Mrs. McDougal describes being dragged from prison to prison in a kind of harassment. She just toughed it out. As did President Clinton, who became but the second president to be impeached. He stood trial in the Senate, where, after a brilliant defense, he was roundly acquitted on all counts on a largely party vote.

Then, the famous ending. In the final minutes of his time in the White House, while workmen were packing up the wreckage of his presidency, Mr. Clinton signed a full pardon for Susan McDougal. The pardon wiped clean her record, as if the woman who never talked had never been convicted of anything.

This was met with a good deal of grumbling. The Times, which had been quite tough on Mr. Clinton throughout Whitewater, was particularly outraged at the pardon of the fugitive financier Marc Rich (the editor of the Sun favored that pardon of Rich on the merits). The Times was less agitated over the pardon of Mrs. McDougal.

It did reckon that Mrs. McDougal’s pardon and that of Mr. Clinton’s brother Roger (for cocaine) “were clear distortions of the pardoning process to help friends and family.” Our own reading of the Founders disputes that. Anyhow, some Congressmen huffed. In the end, nothing came of it, because the pardon power is, truly, absolute.

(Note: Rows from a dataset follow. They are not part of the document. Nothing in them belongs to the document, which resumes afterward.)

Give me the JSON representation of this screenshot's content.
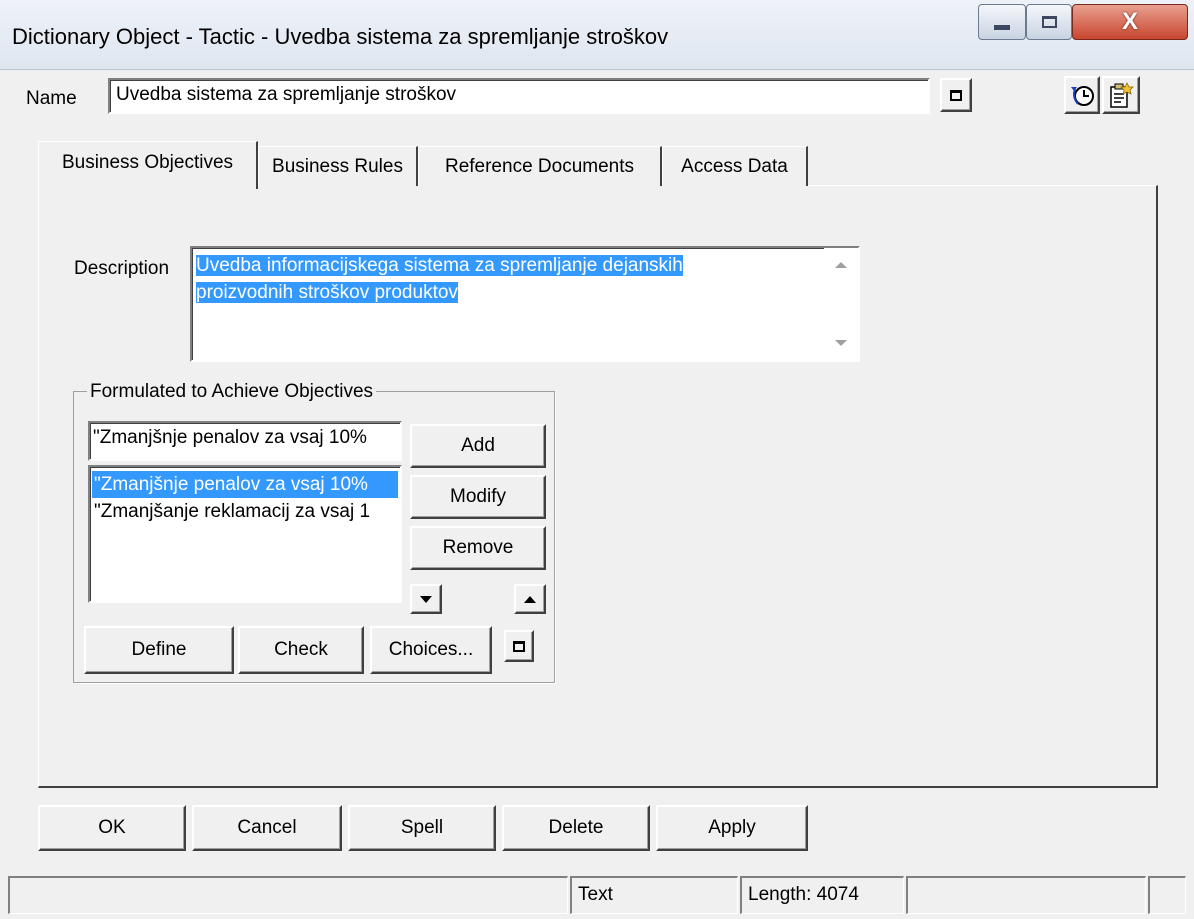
{
  "window": {
    "title": "Dictionary Object - Tactic - Uvedba sistema za spremljanje stroškov",
    "close_glyph": "X"
  },
  "name_field": {
    "label": "Name",
    "value": "Uvedba sistema za spremljanje stroškov"
  },
  "tabs": [
    {
      "label": "Business Objectives",
      "active": true
    },
    {
      "label": "Business Rules",
      "active": false
    },
    {
      "label": "Reference Documents",
      "active": false
    },
    {
      "label": "Access Data",
      "active": false
    }
  ],
  "description": {
    "label": "Description",
    "lines": [
      "Uvedba informacijskega sistema za spremljanje dejanskih",
      "proizvodnih stroškov produktov"
    ]
  },
  "objectives_group": {
    "title": "Formulated to Achieve Objectives",
    "input_value": "\"Zmanjšnje penalov za vsaj 10%",
    "list_items": [
      {
        "text": "\"Zmanjšnje penalov za vsaj 10%",
        "selected": true
      },
      {
        "text": "\"Zmanjšanje reklamacij za vsaj 1",
        "selected": false
      }
    ],
    "buttons": {
      "add": "Add",
      "modify": "Modify",
      "remove": "Remove",
      "define": "Define",
      "check": "Check",
      "choices": "Choices..."
    }
  },
  "footer_buttons": {
    "ok": "OK",
    "cancel": "Cancel",
    "spell": "Spell",
    "delete": "Delete",
    "apply": "Apply"
  },
  "status_bar": {
    "mode": "Text",
    "length": "Length: 4074"
  },
  "colors": {
    "selection": "#3399ff",
    "face": "#f0f0f0"
  }
}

Something for President Trump to remember. We have no doubt that President Clinton thought the prosecution of Mrs. McDougal was unjust. That’s a completely valid motive for a pardon. President Trump may be nursing similar sentiments in respect of Mr. Manafort (Rudolf Giuliani certainly is). President Trump is entitled to use the pardon at his discretion. Same as President Clinton was.